We start by importing all the functions that we need

In [None]:
%%px
from fluiddyn.util.info import _print_dict
from fluidfft.fft3d import get_classes_mpi

In [None]:
%%px
dict_classes = get_classes_mpi()

The function `get_classes_mpi` creates a dictionary of all available FFT classes.

In [None]:
%%px  --targets 1
_print_dict(dict_classes)

We now chose a small shape for the purpose of this tutorial, compatible with FFTW requirements: say $20 \times 12 \times 8$, and instantiate FFT operators (or objects) of the above classes. Let us compose a nifty function which takes an FFT class as the argument, instantiates it with the shape and prints the information we seek.

In [None]:
%%px
def fft_info(cls):
    """Instanitate and display array shapes"""
    
    opfft = cls(20, 12, 8)
    print(
        'Global physical shape :'.rjust(35), opfft.get_shapeX_seq(),
        'Local physical shape :'.rjust(35),  opfft.get_shapeX_loc())
    print(
        'Global FFT shape :'.rjust(35), opfft.get_shapeK_seq(),
        'Local FFT shape :'.rjust(35),  opfft.get_shapeK_loc())
    del opfft

## fft3d.mpi_with_fftw1d

In [None]:
%%px
fft_info(dict_classes['fft3d.mpi_with_fftw1d'])

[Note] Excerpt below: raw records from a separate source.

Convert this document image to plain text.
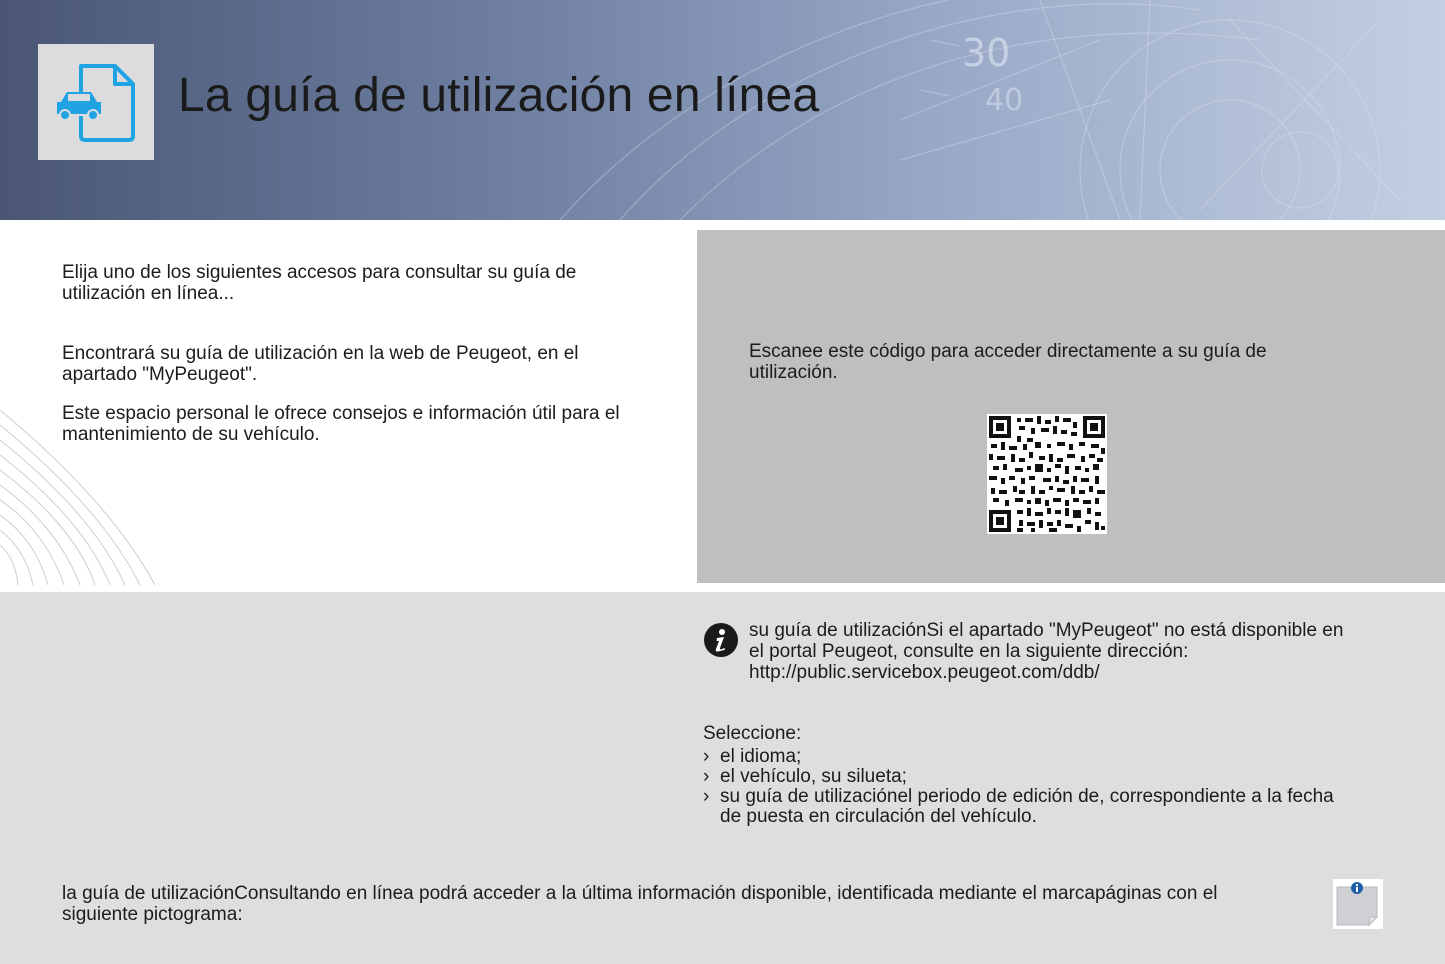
30
40
La guía de utilización en línea
Elija uno de los siguientes accesos para consultar su guía de utilización en línea...
Encontrará su guía de utilización en la web de Peugeot, en el apartado "MyPeugeot".
Este espacio personal le ofrece consejos e información útil para el mantenimiento de su vehículo.
Escanee este código para acceder directamente a su guía de utilización.
su guía de utilizaciónSi el apartado "MyPeugeot" no está disponible en el portal Peugeot, consulte en la siguiente dirección:
http://public.servicebox.peugeot.com/ddb/
Seleccione:
› el idioma;
› el vehículo, su silueta;
› su guía de utilizaciónel periodo de edición de, correspondiente a la fecha de puesta en circulación del vehículo.
la guía de utilizaciónConsultando en línea podrá acceder a la última información disponible, identificada mediante el marcapáginas con el siguiente pictograma:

## fft3d.mpi_with_fftwmpi3d

In [None]:
%%px
fft_info(dict_classes['fft3d.mpi_with_fftwmpi3d'])

## fft3d.mpi_with_p3dfft

In [None]:
%%px
fft_info(dict_classes['fft3d.mpi_with_p3dfft'])

## fft3d.mpi_with_pfft

In [None]:
%%px
fft_info(dict_classes['fft3d.mpi_with_pfft'])

## Summary
We have only looked at the default options of the FFT classes. It is possible to transpose and customize array ordering. Different approaches are adopted by different FFT libraries both in terms of array ordering and and distributing processes.

For a physical array ordered like $(n_0, n_1, n_2)$ and with $n_p$ MPI processes


$$\newcommand{nphalf}[0]{\frac{n_p}{2}}$$


|Method                  |  FFT array order       |  Physical array process grid |  FFT array process grid |
|------------------------|------------------------|------------------------------|-------------------------|
|fft3d.mpi_with_fftw1d   |$(k_2, k_1, k_0)$       |$(n_p, 1, 1)$                 |$(n_p, 1, 1)$            |
|fft3d.mpi_with_fftwmpi3d|$(k_1, k_0, k_2)$       |$(n_p, 1, 1)$                 |$(n_p, 1, 1)$            |
|fft3d.mpi_with_p3dfft   |$(k_0, k_1, k_2)$       |$(1, \nphalf, \nphalf)$       |$(\nphalf, \nphalf, 1)$  |
|fft3d.mpi_with_pfft     |$(k_1, k_2, k_0)$       |$(\nphalf, \nphalf, 1)$       |$(\nphalf, \nphalf, 1)$  |


Note that FFTW methods distributes processes only over one index, i.e. splits the global array into **slabs**. On the other hand P3DFFT and PFFT distributes processes over 2 indices, i.e. splitting the global array in 2 dimensions (also known as **pencil decomposition**).